Digital Skills: Developing Online Assessment Skills in Everyday Classroom Activities Western Reserve Public Media
Students will determine whether words with similar definitions have a positive or negative connotation.
I can:

Determine a word’s connotation.

Tech Skills:
  • Keyboarding

The supplemental resource also utilizes the drag and drop tech skill.

Materials and Resources:

Printable worksheets for connotation and denotation here and here. The links are also in lesson plan.

Digital T-Chart

Teacher selected pairs of words

Teacher selected topics for student brainstorming


Grade Level:
  • 6th-8th Grade
Subject Area:
  • Language Arts

Activity 1

  • Depending on the age level of your students, introduce or review the concept that words with similar denotations, or definitions, can have different connotations, or associations.

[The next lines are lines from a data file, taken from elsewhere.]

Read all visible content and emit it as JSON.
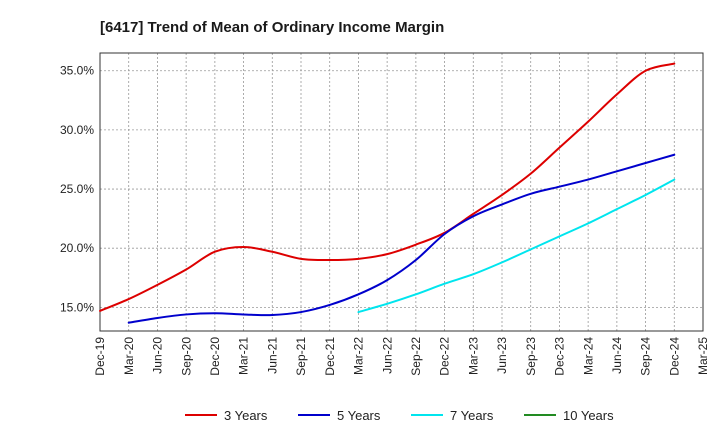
{
  "chart_data": {
    "type": "line",
    "title": "[6417]  Trend of Mean of Ordinary Income Margin",
    "xlabel": "",
    "ylabel": "",
    "x_ticks": [
      "Dec-19",
      "Mar-20",
      "Jun-20",
      "Sep-20",
      "Dec-20",
      "Mar-21",
      "Jun-21",
      "Sep-21",
      "Dec-21",
      "Mar-22",
      "Jun-22",
      "Sep-22",
      "Dec-22",
      "Mar-23",
      "Jun-23",
      "Sep-23",
      "Dec-23",
      "Mar-24",
      "Jun-24",
      "Sep-24",
      "Dec-24",
      "Mar-25"
    ],
    "y_ticks": [
      15.0,
      20.0,
      25.0,
      30.0,
      35.0
    ],
    "y_tick_labels": [
      "15.0%",
      "20.0%",
      "25.0%",
      "30.0%",
      "35.0%"
    ],
    "ylim": [
      13.0,
      36.5
    ],
    "grid": true,
    "legend_position": "bottom",
    "series": [
      {
        "name": "3 Years",
        "color": "#dd0000",
        "x": [
          "Dec-19",
          "Mar-20",
          "Jun-20",
          "Sep-20",
          "Dec-20",
          "Mar-21",
          "Jun-21",
          "Sep-21",
          "Dec-21",
          "Mar-22",
          "Jun-22",
          "Sep-22",
          "Dec-22",
          "Mar-23",
          "Jun-23",
          "Sep-23",
          "Dec-23",
          "Mar-24",
          "Jun-24",
          "Sep-24",
          "Dec-24"
        ],
        "values": [
          14.7,
          15.7,
          16.9,
          18.2,
          19.7,
          20.1,
          19.7,
          19.1,
          19.0,
          19.1,
          19.5,
          20.3,
          21.3,
          22.9,
          24.5,
          26.3,
          28.5,
          30.7,
          33.0,
          35.0,
          35.6
        ]
      },
      {
        "name": "5 Years",
        "color": "#0000cc",
        "x": [
          "Mar-20",
          "Jun-20",
          "Sep-20",
          "Dec-20",
          "Mar-21",
          "Jun-21",
          "Sep-21",
          "Dec-21",
          "Mar-22",
          "Jun-22",
          "Sep-22",
          "Dec-22",
          "Mar-23",
          "Jun-23",
          "Sep-23",
          "Dec-23",
          "Mar-24",
          "Jun-24",
          "Sep-24",
          "Dec-24"
        ],
        "values": [
          13.7,
          14.1,
          14.4,
          14.5,
          14.4,
          14.35,
          14.6,
          15.2,
          16.1,
          17.3,
          19.0,
          21.2,
          22.7,
          23.7,
          24.6,
          25.2,
          25.8,
          26.5,
          27.2,
          27.9
        ]
      },
      {
        "name": "7 Years",
        "color": "#00e5ee",
        "x": [
          "Mar-22",
          "Jun-22",
          "Sep-22",
          "Dec-22",
          "Mar-23",
          "Jun-23",
          "Sep-23",
          "Dec-23",
          "Mar-24",
          "Jun-24",
          "Sep-24",
          "Dec-24"
        ],
        "values": [
          14.6,
          15.3,
          16.1,
          17.0,
          17.8,
          18.8,
          19.9,
          21.0,
          22.1,
          23.3,
          24.5,
          25.8
        ]
      },
      {
        "name": "10 Years",
        "color": "#228b22",
        "x": [],
        "values": []
      }
    ]
  }
}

    Try introducing or reviewing the concept with a video such as this one or this one

  • These connotations are generally positive or negative, though they can also be neutral.

  • Print students a copy of each of the printable worksheets to allow students to practice categorizing words as having positive or negative connotations.

    Printable 1

    Printable 2

  • Depending on the age level of your students, you may wish to complete one or both of the worksheets together. Alternately, you may allow students to work in groups or partners and then check over the work when finished



Activity 2

  • Direct students to the digital T-Chart.

  • Direct students to type their names and the date on the top of the page.

  • Next, direct students to type a label of positive connotations on the left column and negative connotations on the right column.

  • Provide students with several pairs of words, focusing on one pair at a time.

  • These words should be related to a similar topic, such as personality traits. They should have similar denotations, or definitions, but a clearly positive or negative connotation.

    For example: bossy and leader

  • For each pair of words, students should be able to identify one that is positive and one that is negative.

  • Allow students time to type the pair of words in the appropriate columns.

  • Continue with several more pairs of words.

  • When finished, allow students to print their T-charts and turn them in.

  • Alternately, you may wish to review the correct answers as a class and allow students to print their T-charts to keep for future reference.



Practice Activity

  • Break students into pairs or small groups.

  • Provide students with 1-3 topics to brainstorm related words.

    For example: Shopping

  • Ask students to make a list of related words.

    Students may create a list of words such as expensive, cheap, and thrifty.

  • Direct students to make another T-chart for each topic in which they sort their word lists into words with a positive or negative connotation.

  • Allow students to print and turn in their T-charts.

  • Alternately, you may wish to allow student pairs or groups to present their T-charts to the class as the basis for a whole class discussion.


Distinguish among the connotations (associations) of words with similar denotations (definitions) (e.g., stingy, scrimping, economical, unwasteful, thrifty).

Distinguish among the connotations (associations) of words with similar denotations (definitions) (e.g., refined, respectful, polite, diplomatic, condescending).

Distinguish among the connotations (associations) of words with similar denotations (definitions) (e.g., bullheaded, willful, firm, persistent, resolute).

Supplementary Resources:

This drag and drop activity from Read Write Think allows students to choose a concept and then organize words along a positive and negative axis.